Ya al atardecer, encontramos un supermercado, que para esa epoca estab super bien provisto, con mercaderia de primera calidad, y suerte que lo encontramos  a las 6 de la tarde, porque cerraba a las 18.30hs, y aca todos los negocios de comida cierran a esa hora. Nos hicimos de provisiones para la cena, y hay que destacar que toda vez que tuvimos que recurrir a algun mercado, la comida era exelente, solo hablar de jamon crudo o prosciutto, quesos, pastelitos de quesos y hierbas, que son un manjar, y ni hablar de la cerveza, ya sea alemana, checa, o belga, una delicia al paladar. Al dia siguiente nos fuimos temprano a la estacion para tomar un tren que haciendo combinacion con otro de trocha angosta  nos llevaria a  Holzkirchenn, un pueblito, que a traves de un cablecarril, nos dejaria en una estacion de esqui a 3000mts, llamada Tittlis.

Por supuesto que no ibamos a esquiar, sino a curiosear un poco , y nos llamo la atencion como varias personas ya venian desde la estacion de Zurich, con sus equipos puestos, algunos hasta con las botas de esquiar.
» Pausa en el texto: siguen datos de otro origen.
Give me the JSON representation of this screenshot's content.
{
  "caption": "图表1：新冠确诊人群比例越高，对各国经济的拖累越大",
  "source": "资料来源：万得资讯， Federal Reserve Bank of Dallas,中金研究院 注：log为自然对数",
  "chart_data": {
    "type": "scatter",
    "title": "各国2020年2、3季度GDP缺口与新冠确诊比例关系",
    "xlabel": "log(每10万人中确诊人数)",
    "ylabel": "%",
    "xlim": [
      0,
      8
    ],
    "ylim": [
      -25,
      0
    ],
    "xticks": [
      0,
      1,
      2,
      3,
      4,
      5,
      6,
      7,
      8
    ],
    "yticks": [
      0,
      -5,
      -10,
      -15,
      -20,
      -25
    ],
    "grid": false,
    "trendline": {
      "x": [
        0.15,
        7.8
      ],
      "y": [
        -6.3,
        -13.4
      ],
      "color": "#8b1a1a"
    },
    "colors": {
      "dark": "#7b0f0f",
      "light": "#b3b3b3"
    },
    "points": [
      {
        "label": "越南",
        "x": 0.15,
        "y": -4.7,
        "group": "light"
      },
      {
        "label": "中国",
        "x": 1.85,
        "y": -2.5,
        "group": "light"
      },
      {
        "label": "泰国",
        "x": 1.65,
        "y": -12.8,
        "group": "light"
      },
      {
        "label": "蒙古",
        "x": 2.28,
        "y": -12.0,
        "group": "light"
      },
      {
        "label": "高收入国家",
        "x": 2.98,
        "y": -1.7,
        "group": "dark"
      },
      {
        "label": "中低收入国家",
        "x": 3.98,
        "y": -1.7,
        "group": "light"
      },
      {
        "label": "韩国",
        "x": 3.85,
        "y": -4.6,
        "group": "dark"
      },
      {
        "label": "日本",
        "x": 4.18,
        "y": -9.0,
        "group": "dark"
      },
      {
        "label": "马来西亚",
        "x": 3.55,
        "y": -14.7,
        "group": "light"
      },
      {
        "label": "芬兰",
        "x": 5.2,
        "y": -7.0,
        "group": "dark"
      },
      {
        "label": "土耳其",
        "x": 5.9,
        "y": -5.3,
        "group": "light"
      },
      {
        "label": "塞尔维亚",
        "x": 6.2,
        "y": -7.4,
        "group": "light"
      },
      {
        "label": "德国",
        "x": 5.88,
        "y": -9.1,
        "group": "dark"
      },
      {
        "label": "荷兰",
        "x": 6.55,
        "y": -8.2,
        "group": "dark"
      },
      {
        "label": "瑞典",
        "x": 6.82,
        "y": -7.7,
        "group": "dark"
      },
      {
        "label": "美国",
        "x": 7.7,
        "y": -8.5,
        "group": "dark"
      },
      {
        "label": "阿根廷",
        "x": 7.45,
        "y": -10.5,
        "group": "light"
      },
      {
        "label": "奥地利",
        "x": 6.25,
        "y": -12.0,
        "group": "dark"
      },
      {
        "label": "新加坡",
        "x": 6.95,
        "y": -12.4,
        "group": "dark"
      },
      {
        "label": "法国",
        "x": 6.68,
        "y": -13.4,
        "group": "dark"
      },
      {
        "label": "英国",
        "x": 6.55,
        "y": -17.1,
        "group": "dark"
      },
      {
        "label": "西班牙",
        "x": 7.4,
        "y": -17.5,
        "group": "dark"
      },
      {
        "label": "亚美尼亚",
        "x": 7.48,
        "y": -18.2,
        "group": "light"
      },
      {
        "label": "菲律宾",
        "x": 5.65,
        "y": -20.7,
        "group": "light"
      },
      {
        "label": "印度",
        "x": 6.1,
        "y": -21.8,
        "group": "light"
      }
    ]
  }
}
Una vez alla arriba, nos pusimos al sol, donde se soportaba mejor la temperatura, y luego no pudimos ceder a la tentacion de juguetear un poco , arrojandonos bolas de nieve, y cuando me quise acordar, no sentia los pies, ya que en Bs As, antes de salir, me vendieron unos borseguies en oferta, que segun el vendedor, aguantaban hasta varios grados bajo cero, la cuestion, que salvo la caña alta, despues la base era muy fina y al no tener plantillas termicas, se me empezaron a congelar los pies, asi que tuve que salir de ahi, y poner los pies sobre un radiador hasta recuperar la circulacion normal.

Luego al regresar, bajamos en Lucerna, pero ya era de noche, y como era precarnaval, nos cruzamos con una comparsa, luego fuimos hasta el famoso puente de madera, que luego se incendió, y no llegamos hasta el lago ya que se habia echo muy de noche, con mucho frio, asi que dejamos esta bella ciudad para otra oportunidad, y volvimos a Zurich, que nos ibamos en nuestro segundo viaje nocturno a Amsterdam.

Una ultima consideracion sobre estas dos ciudades , en contraste con la ciudades italianas antes visitadas, y es la diferencia cultural que separa a ambas, por un lado la latinidad de los pueblos europeos del sur, con su caos y su manera de vivir un tanto desordenada, que se nota en el transito, entre otras cosas, y el orden y la majestuosidad, en la manera de conducir, en sus maravillosos palacios y catedrales, fundamentalmente en Viena, donde se palpa toda esa majestuosidad, que ha dejado como legado el imperio austrohungaro, que freno a los otomanos a las puertas de Viena, sino quizas estuvieramos hablando de otra historia occidental, tambien reflejada en su indumentaria, con sus mujeres paseando sus canes con tapados de vison,y no nos olvidemos que junto a Praga, son la cuna de la mas maravillosa musica clasica; y Zurich donde se ve toda esa riqueza producto de ser el corazon financiero del mundo, ademas de la prolijidad y orden en sus costumbres, que para alguno de nosotros hasta podria parecer aburrida (no para mi).

En fin, es el encuentro de dos culturas, la latina, mas semejante a la nuestra, y la sajona mas sobria y refinada.